Ce n'est qu'à l'âge de quarante ans que Lohse, a laissé un jeune non sans difficultés, les premières expériences picturales et une carrière réussie en tant que graphiste et imprimante, a abordé l'imagination constructive-concret. Cela a été fasciné par l'unité entre le soutien pictural et les éléments qui se présentent, qui ont trouvé dans certaines toiles du mouvement néerlandais de Stijl, ainsi que le dynamisme utopique du constructivisme russe. À partir de ces prémisses, le peintre a rapidement développé sa manière très personnelle vers l'abstraction, basée sur une normalisation extrême et rigoureuse des moyens d'expression. Ses toiles sont ainsi devenues des systèmes exacts dans lesquels des carrés de carrés et de couleur rectangulaire ont interagi les uns des autres selon les règles mathématiques et les principes de composition récurrents. Cette persistance méthodique émerge également des titres des peintures et de leur datation, qui est double, pour distinguer le moment de l'exécution de l'œuvre et celle dans laquelle le système qui le préside a été conçu.

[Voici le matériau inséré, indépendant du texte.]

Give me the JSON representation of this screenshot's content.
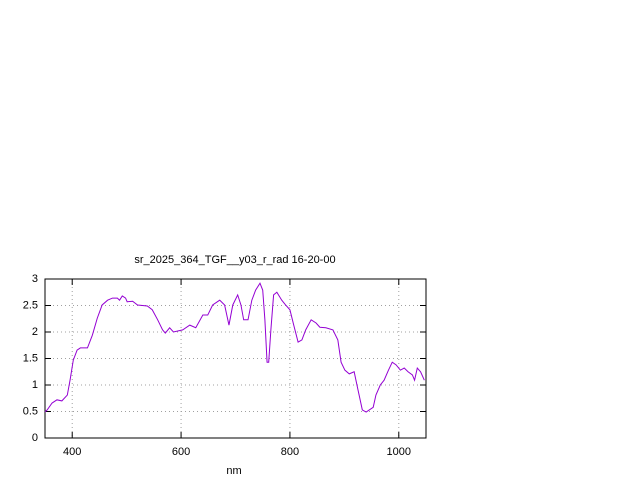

La peinture à abstraire géométrique de Lohse est rationnellement fondée et donc expliqué rationnellement. « La méthode est représentée par elle-même, c'est l'image elle-même»L'artiste écrit, qui revient plusieurs fois sur la description des principes de composition qui régulent ses peintures, clarifiant la distinction entre les« ordres modulaires »- basés sur des modules constants – et« en série », dans lesquels les éléments se développent selon des variations progressives. Cependant, malgré la cohérence et la rigueur de sa méthode, à une lecture rationnelle, ses peintures ne sont pas résolues ni perceptivement ni émotionnellement: pour rester non résolu, au-delà de toute analyse, c'est le charme sensuel que les combinaisons chromatiques continuent de faire de l'exercice.
Dans l'équilibre entre l'éthique et l'esthétique, entre la rigueur et le lyrisme, entre la rationalité scientifique et l'engagement politique, l'itinéraire d'exposition s'ouvre sur une reconstruction spéculative de l'étude Lohse, qui comprend des dessins et des croquis capables de retourner l'unicité de sa méthode. De là, l'exposition se développe comme un voyage idéal de l'intérieur vers l'extérieur, de Zurich à certaines des villes qui ont marqué sa déclaration internationale – Amsterdam, San Paolo, Venise, Kassel et enfin New York – à la suite de certaines des étapes d'exposition les plus importantes de sa carrière. Le cœur de l'exposition est représenté par les œuvres qui ont le plus influencé sa réception: les trois variations imposantes de « Series Reihenthema dans Achtzehn Farben » réalisées par Lohse en 1982 à l'occasion de la participation dans les structures documentaires de Kassel.
L'exposition est accompagnée d'un catalogue publié par la maison d'édition Hatje Cantz dans trois éditions linguistiques distinctes (italienne, allemande et anglais) avec des idées critiques de Tobia Bezzola, Evelyne Bucher, Taisse Great Venturi, Sabine Schaschl et Linda Walther.